Alcatel-Lucent’s research division, Bell Labs, has put together Green Touch, a global consortium organized with the goal of creating technologies needed to make communications networks a thousand times more energy efficient than they are today, which would mean being able to power the world’s communications networks, including the Internet, for three years using the same amount of energy that it currently takes to run them for a single day.

The initiative unifies leaders of industry, academia and government labs with the aim of inventing and delivering radical new approaches to energy efficiency that will be at the heart of sustainable networks in the decades to come. It has also issued an open invitation to members of the Information and Communication Technology (ICT) community to join forces and help it reach this ambitious target.

The 1000-fold efficiency target is based on research from Bell Labs that determined contemporary information and communication technology (ICT) networks to have the potential of being 10,000 times more efficient than what they are today. This conclusion has its roots in a Bell Labs’ analysis of the fundamental properties of ICT networks and technologies (optical, wireless, electronics, processing, routing, and architecture) and studying their physical limits by applying established formulas such as Shannon’s Law 1.  

Gee Tittenhouse, VP of research at Bell and consortium lead said that with billions of people uploading and sharing video, images and information over networks over the next decade, ICT usage would logically dramatically increase. This, in turn would cause an exponential growth in ICT energy consumption that needs to be addressed jointly, as an industry. “This consortium is unique in looking way beyond making incremental efficiency improvements and tapping into innovation and expertise from around the globe to achieve fundamental breakthroughs in ICT carbon emissions reduction,” he said.

Jeong Kim, President, Bell Labs, said “What we are witnessing is a fundamental shift in thinking about ICT from a focus on optimizing networks for maximum capacity to optimizing them for energy efficiency. The consortium we are forming serves as a major milestone along the path toward a future where the potential of communications networks to meet the demands of their users and benefit society is inextricably linked to our success in achieving environmental sustainability by reducing energy consumption.”
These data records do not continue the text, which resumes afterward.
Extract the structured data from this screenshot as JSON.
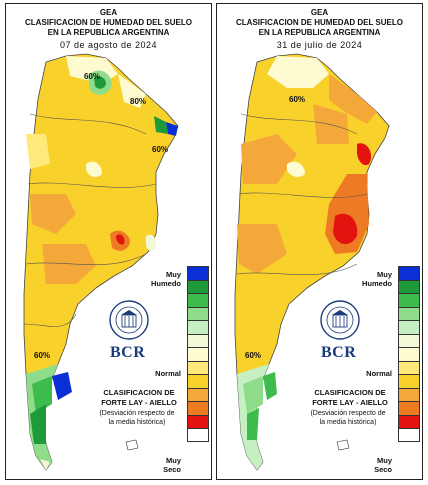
{
  "colors": {
    "muy_humedo": "#0a2fd6",
    "humedo_1": "#1f9a3a",
    "humedo_2": "#3dbb4d",
    "humedo_3": "#8fdc8b",
    "normal_1": "#c6f0c2",
    "normal_2": "#f3f7d8",
    "normal_3": "#fffbd0",
    "seco_1": "#ffe97a",
    "seco_2": "#f9d12b",
    "seco_3": "#f4a83a",
    "seco_4": "#ee7a23",
    "muy_seco": "#e3140f"
  },
  "left": {
    "gea": "GEA",
    "title_line1": "CLASIFICACION DE HUMEDAD DEL SUELO",
    "title_line2": "EN LA REPUBLICA ARGENTINA",
    "date": "07 de agosto de 2024",
    "legend_top": "Muy\nHumedo",
    "legend_mid": "Normal",
    "legend_bottom": "Muy\nSeco",
    "brand": "BCR",
    "class_line1": "CLASIFICACION DE",
    "class_line2": "FORTE LAY - AIELLO",
    "desc_line1": "(Desviación respecto de",
    "desc_line2": "la media histórica)",
    "contour_labels": [
      "60%",
      "80%",
      "60%",
      "60%"
    ]
  },
  "right": {
    "gea": "GEA",
    "title_line1": "CLASIFICACION DE HUMEDAD DEL SUELO",
    "title_line2": "EN LA REPUBLICA ARGENTINA",
    "date": "31 de julio de 2024",
    "legend_top": "Muy\nHumedo",
    "legend_mid": "Normal",
    "legend_bottom": "Muy\nSeco",
    "brand": "BCR",
    "class_line1": "CLASIFICACION DE",
    "class_line2": "FORTE LAY - AIELLO",
    "desc_line1": "(Desviación respecto de",
    "desc_line2": "la media histórica)",
    "contour_labels": [
      "60%",
      "60%"
    ]
  }
}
Green Touch founding members include AT&T, China Mobile, Portugal Telecom, Swisscom, Telefonica, The Massachusetts Institute of Technology’s (MIT) Research Laboratory for Electronics (RLE), Stanford University’s Wireless Systems Lab (WSL), the University of Melbourne’s Institute for a Broadband-Enabled Society (IBES), The CEA-LETI Applied Research Institute for Microelectronics (Grenoble, France), The Foundation for Mobile Communications (Portugal), imec (Headquarters: Leuven, Belgium), The French National Institute for Research in Computer Science and Control (INRIA), Bell Labs, Samsung Advanced Institute of Technology (SAIT), and Freescale Semiconductor.
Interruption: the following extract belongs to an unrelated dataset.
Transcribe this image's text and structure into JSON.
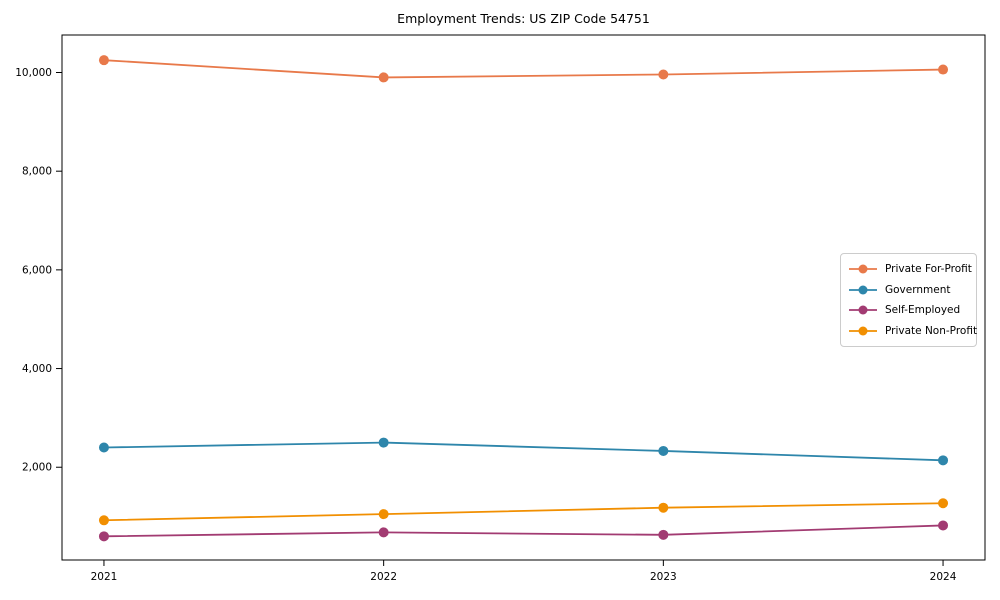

To support its objectives the Green Touch Initiative will deliver -- within five years –– a reference network architecture and demonstrations of the key components required to realize this improvement. This initiative also offers the potential to generate new technologies and new areas of industry. The first meeting of the consortium will take place in February and will be dedicated to establishing the organization’s five-year plan, first-year deliverables, and member roles and responsibilities.